The real difficulty is ascertaining what will work and what is failing before it’s too late. In churches, even the most minor change can be devastating. I spoke to a woman this past weekend who asked me about the cost and usefulness of electronic drum kits. We talked about whether or not it was viable for the church to get a traditional kit and (among other things) was told that since this would be the church’s first drum set they wanted to ease the congregation into the idea of using drums in church. Unfortunately this isn’t uncommon. The idea of leaving a church over the incorporation of drums seems like an absolutely trivial thing to my young, Southern California church mentality, but it is an absolute reality for an entire generation or two of American churchgoers. Whether it’s a decision on coffee carts, drums or the pastor wearing a tie or a polo, church leaders are bound to offend someone when they decide to make a change. People view changes made outside of their control or in opposition of their preferences as a threat to their existence. Coffee inside of the church building wasn’t allowed in 1979 or 1989 when the old guard held power, and when it is allowed in 2009 it becomes symbolic of a passing of the guard and the demise of a generation’s sensibilities.

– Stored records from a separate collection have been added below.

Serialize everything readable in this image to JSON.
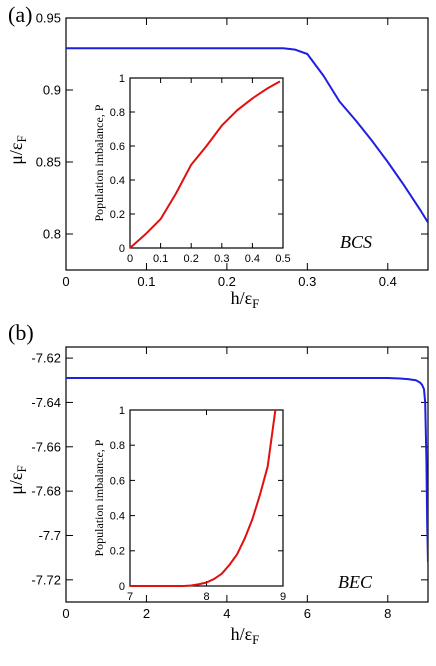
{
  "chart_data": [
    {
      "id": "a",
      "type": "line",
      "panel_label": "(a)",
      "annotation": "BCS",
      "xlabel": {
        "main": "h/ε",
        "sub": "F"
      },
      "ylabel": {
        "main": "μ/ε",
        "sub": "F"
      },
      "xlim": [
        0,
        0.45
      ],
      "ylim": [
        0.775,
        0.95
      ],
      "xticks": [
        0,
        0.1,
        0.2,
        0.3,
        0.4
      ],
      "yticks": [
        0.8,
        0.85,
        0.9,
        0.95
      ],
      "color": "#1f1fe0",
      "series": [
        {
          "x": [
            0,
            0.1,
            0.2,
            0.27,
            0.285,
            0.3,
            0.32,
            0.34,
            0.36,
            0.38,
            0.4,
            0.42,
            0.44,
            0.45
          ],
          "y": [
            0.929,
            0.929,
            0.929,
            0.929,
            0.928,
            0.925,
            0.91,
            0.892,
            0.879,
            0.865,
            0.85,
            0.834,
            0.817,
            0.808
          ]
        }
      ],
      "inset": {
        "type": "line",
        "ylabel": "Population imbalance, P",
        "xlim": [
          0,
          0.5
        ],
        "ylim": [
          0,
          1
        ],
        "xticks": [
          0,
          0.1,
          0.2,
          0.3,
          0.4,
          0.5
        ],
        "yticks": [
          0,
          0.2,
          0.4,
          0.6,
          0.8,
          1
        ],
        "color": "#e01010",
        "series": [
          {
            "x": [
              0,
              0.05,
              0.1,
              0.15,
              0.2,
              0.25,
              0.3,
              0.35,
              0.4,
              0.45,
              0.49
            ],
            "y": [
              0,
              0.08,
              0.17,
              0.32,
              0.49,
              0.6,
              0.72,
              0.81,
              0.88,
              0.94,
              0.98
            ]
          }
        ]
      }
    },
    {
      "id": "b",
      "type": "line",
      "panel_label": "(b)",
      "annotation": "BEC",
      "xlabel": {
        "main": "h/ε",
        "sub": "F"
      },
      "ylabel": {
        "main": "μ/ε",
        "sub": "F"
      },
      "xlim": [
        0,
        9
      ],
      "ylim": [
        -7.73,
        -7.615
      ],
      "xticks": [
        0,
        2,
        4,
        6,
        8
      ],
      "yticks": [
        -7.62,
        -7.64,
        -7.66,
        -7.68,
        -7.7,
        -7.72
      ],
      "color": "#1f1fe0",
      "series": [
        {
          "x": [
            0,
            2,
            4,
            6,
            7,
            8,
            8.3,
            8.5,
            8.7,
            8.8,
            8.85,
            8.9,
            8.93,
            8.96,
            8.98,
            9.0
          ],
          "y": [
            -7.629,
            -7.629,
            -7.629,
            -7.629,
            -7.629,
            -7.629,
            -7.6292,
            -7.6295,
            -7.63,
            -7.631,
            -7.632,
            -7.634,
            -7.64,
            -7.665,
            -7.695,
            -7.712
          ]
        }
      ],
      "inset": {
        "type": "line",
        "ylabel": "Population imbalance, P",
        "xlim": [
          7,
          9
        ],
        "ylim": [
          0,
          1
        ],
        "xticks": [
          7,
          8,
          9
        ],
        "yticks": [
          0,
          0.2,
          0.4,
          0.6,
          0.8,
          1
        ],
        "color": "#e01010",
        "series": [
          {
            "x": [
              7,
              7.5,
              7.7,
              7.8,
              7.9,
              8.0,
              8.1,
              8.2,
              8.3,
              8.4,
              8.5,
              8.6,
              8.7,
              8.8,
              8.9
            ],
            "y": [
              0,
              0,
              0,
              0.003,
              0.01,
              0.02,
              0.04,
              0.07,
              0.12,
              0.18,
              0.27,
              0.38,
              0.52,
              0.68,
              1.0
            ]
          }
        ]
      }
    }
  ]
}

The growth of churches that got their jump start catering to the college crowd (for me, circa 2002, it was Flood and for some of my friends it was The Rock, I couldn’t tell you what San Diego churches fill that void now) has widened the gap between age groups by giving many 20-somethings the impression that these large, concert-esque services are the ideal way to fill seats and spread God’s message. These services are something older generations often simply do not connect with, not because the methods of these services are necessarily wrong, but because “that wasn’t how it was done in 19xx”. They see the darkness and the loudness as excessive pandering to secular culture. Meanwhile, the “rock concert” worship team (Crowder, Tomlin, etc.) has become an ideal in the mentality of many young church-goers who become enamored with the (generally) simplistic language, uplifting message and emotional atmosphere delivered in these types of services.

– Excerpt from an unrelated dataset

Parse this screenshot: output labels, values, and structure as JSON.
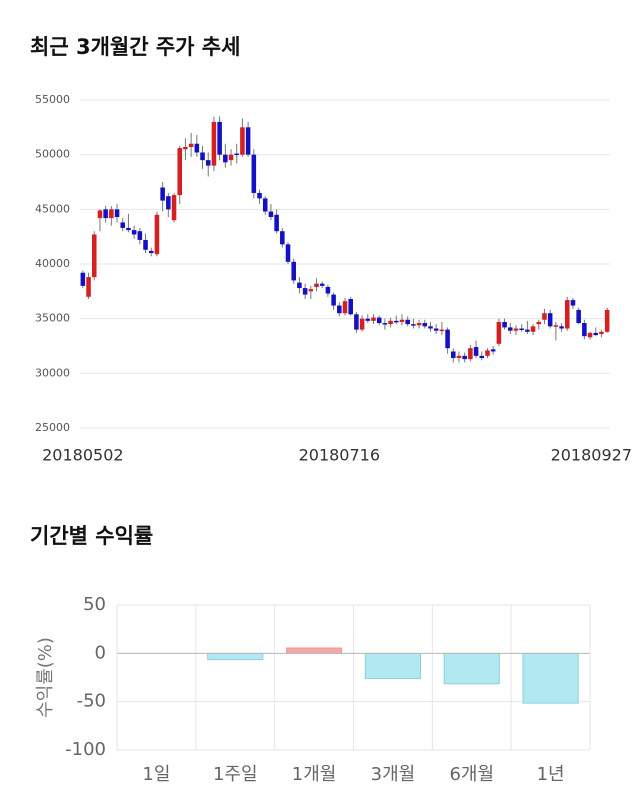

In many ways, these differences are reasons to be glad for the plethora of churches and church styles. Some people want the intimacy of the small church atmosphere. Others prefer being part of a large church that is capable (because of sheer manpower) of having a multifaceted approach to ministry. Plenty of people want their church to either be more contemporary or remain rooted in the evangelical traditions of previous decades/centuries/millenia. Instead of celebrating our common bonds though, we use them as leverage for complaining. We visit other churches that move us at some level that doesn’t happen in our regular churches then complain about how our regular churches aren’t doing things like the place we visited. Now, not all complaining in church is bad. Certainly there are things that are worth taking a stand on, however more often than not we take our passive-aggressive attitudes into church and sit there, arms folded, showing everyone else that we are there because of duty, not because it’s where we actually want to be.

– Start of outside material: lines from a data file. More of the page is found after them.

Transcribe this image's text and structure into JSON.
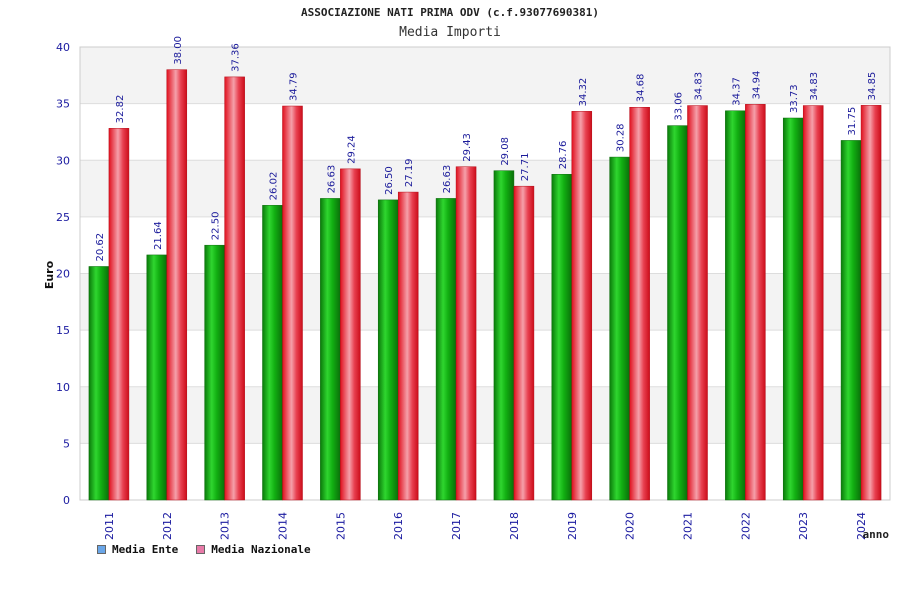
{
  "chart_data": {
    "type": "bar",
    "title": "ASSOCIAZIONE NATI PRIMA ODV (c.f.93077690381)",
    "subtitle": "Media Importi",
    "ylabel": "Euro",
    "xlabel": "anno",
    "ylim": [
      0,
      40
    ],
    "yticks": [
      0,
      5,
      10,
      15,
      20,
      25,
      30,
      35,
      40
    ],
    "categories": [
      "2011",
      "2012",
      "2013",
      "2014",
      "2015",
      "2016",
      "2017",
      "2018",
      "2019",
      "2020",
      "2021",
      "2022",
      "2023",
      "2024"
    ],
    "series": [
      {
        "name": "Media Ente",
        "color": "#19b319",
        "legend_color": "#6aa6e8",
        "values": [
          20.62,
          21.64,
          22.5,
          26.02,
          26.63,
          26.5,
          26.63,
          29.08,
          28.76,
          30.28,
          33.06,
          34.37,
          33.73,
          31.75
        ],
        "labels": [
          "20.62",
          "21.64",
          "22.50",
          "26.02",
          "26.63",
          "26.50",
          "26.63",
          "29.08",
          "28.76",
          "30.28",
          "33.06",
          "34.37",
          "33.73",
          "31.75"
        ]
      },
      {
        "name": "Media Nazionale",
        "color": "#e8192a",
        "legend_color": "#e87aa8",
        "values": [
          32.82,
          38.0,
          37.36,
          34.79,
          29.24,
          27.19,
          29.43,
          27.71,
          34.32,
          34.68,
          34.83,
          34.94,
          34.83,
          34.85
        ],
        "labels": [
          "32.82",
          "38.00",
          "37.36",
          "34.79",
          "29.24",
          "27.19",
          "29.43",
          "27.71",
          "34.32",
          "34.68",
          "34.83",
          "34.94",
          "34.83",
          "34.85"
        ]
      }
    ],
    "grid": true,
    "legend_position": "bottom-left"
  }
}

I’m guess I’m going to end this extended diatribe with the following: if you aren’t happy with the church you’re at, then either look beyond the surface of your church to find reasons to be happy with it, positively affect changes in the church to make it the church you want, or go to the church that you want to be at. Growing up in a given church or being a member since 19xx doesn’t grant you the priviledge of dictating church policy or moping around when policies aren’t to your liking. There’s nothing dishonorable about leaving a church because you’ve outgrown it, or because it has outgrown you.